Let it go. They’re going to make really stupid choices. I drank AND smoked in high school. We all go through it. They need to be able to trust you and rely on you. They’re navigating the world and they need a safe harbor. Be that safe harbor. It’s more important than fighting over stupid behavior. Let them know you don’t approve - sure, but fighting over stupid stuff is just going to make you both bitter.
Questions
1. How did you fail today?
2. What did you learn?
3. What do you love about yourself?
4. Name something you’re grateful for.
5. How are you in service to others?
6. Did you feel God’s presence today?
7. Are you happy in your heart?
8. What is something that scares you?
9. What do you need to feel safe and supported?
10. What’s something you like doing that makes your heart happy?
Face it. Whatever it is, show up with your most powerful self.

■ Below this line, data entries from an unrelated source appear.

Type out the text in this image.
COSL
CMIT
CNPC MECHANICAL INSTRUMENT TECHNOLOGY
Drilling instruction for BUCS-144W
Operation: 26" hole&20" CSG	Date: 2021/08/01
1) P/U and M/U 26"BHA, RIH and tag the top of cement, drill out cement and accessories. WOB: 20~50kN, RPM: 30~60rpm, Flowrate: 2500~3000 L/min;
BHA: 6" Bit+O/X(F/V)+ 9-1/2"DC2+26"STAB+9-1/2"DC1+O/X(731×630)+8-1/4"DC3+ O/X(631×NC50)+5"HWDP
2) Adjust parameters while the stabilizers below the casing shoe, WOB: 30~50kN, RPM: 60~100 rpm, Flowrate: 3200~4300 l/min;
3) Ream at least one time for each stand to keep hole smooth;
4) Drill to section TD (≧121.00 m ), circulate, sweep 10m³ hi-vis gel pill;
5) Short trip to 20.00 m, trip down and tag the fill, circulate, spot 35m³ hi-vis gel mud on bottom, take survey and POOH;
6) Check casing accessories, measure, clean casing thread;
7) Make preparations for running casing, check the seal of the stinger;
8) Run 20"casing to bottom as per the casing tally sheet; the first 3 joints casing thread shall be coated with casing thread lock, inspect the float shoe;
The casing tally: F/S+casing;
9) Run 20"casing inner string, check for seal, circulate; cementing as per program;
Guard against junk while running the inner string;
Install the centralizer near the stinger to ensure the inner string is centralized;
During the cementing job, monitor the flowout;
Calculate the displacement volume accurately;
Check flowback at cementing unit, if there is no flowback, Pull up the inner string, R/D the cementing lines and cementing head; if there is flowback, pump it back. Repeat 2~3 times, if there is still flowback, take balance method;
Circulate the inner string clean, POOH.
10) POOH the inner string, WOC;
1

Make decisions from a point of power, not fear. Sometimes the answer is to retreat, care for the injured, mourn the losses. Strategize. Prepare and then attack.
Considering taking meds for your mental health but concerned about the side effects? Consider the side effects of *not* taking them! Meds don’t turn you into someone you’re not, they lift the murky fog around your brain so you can be more yourself. It’s the depression that changes you. Meds just help you get rid of the fog.
Discuss the concept that “It’s not always about you.” Some days need to be about supporting someone else in their joy - or sorrow. Your needs take a backseat.
Google Taylor Swift contrast Kim Kardashion at 2024 Superbowl. Good vibes are always better than “cool.” Show up. Dog park energy. Forget trying to look cool.
Key to a happy marriage: each of you must love and support the person in front of them. Not the person you married or the person you hope they will grow into. We all change and grow. Not all of it is for the better, especially our looks ha ha. We shouldn’t make our spouse feel obligated to stay the same person they were when we fell in love with them. In marriage as in business as in life: If you’re not growing you’re dying.
In marriage there will be times or occasions when one of you will be “pilot” and the other “copilot” (depending on skills, abilities, circumstances, etc.)
Both pilot and copilot are good! But never be a “passenger” in a relationship.
We can disagree with people and still be respectful of them. (When what they espouse is something that hurts people, that’s where you can draw the line.)
Honesty without kindness is brutality. Kindness without honesty is manipulation. (That said, when anyone asks if that outfit makes them look fat, the answer is “you look perfect.”)
Sometimes the job will require you to do menial tasks. Do them enthusiastically because nothing is “beneath you.” If the good Lord can wash people’s feet, you can make coffee at the office. Get over yourself.
ABC's of video game addiction: Autonomy, Belonging, Control.
Try to find ways to developing these things in areas outside of gaming. Games are great, but not at the expense of everything else.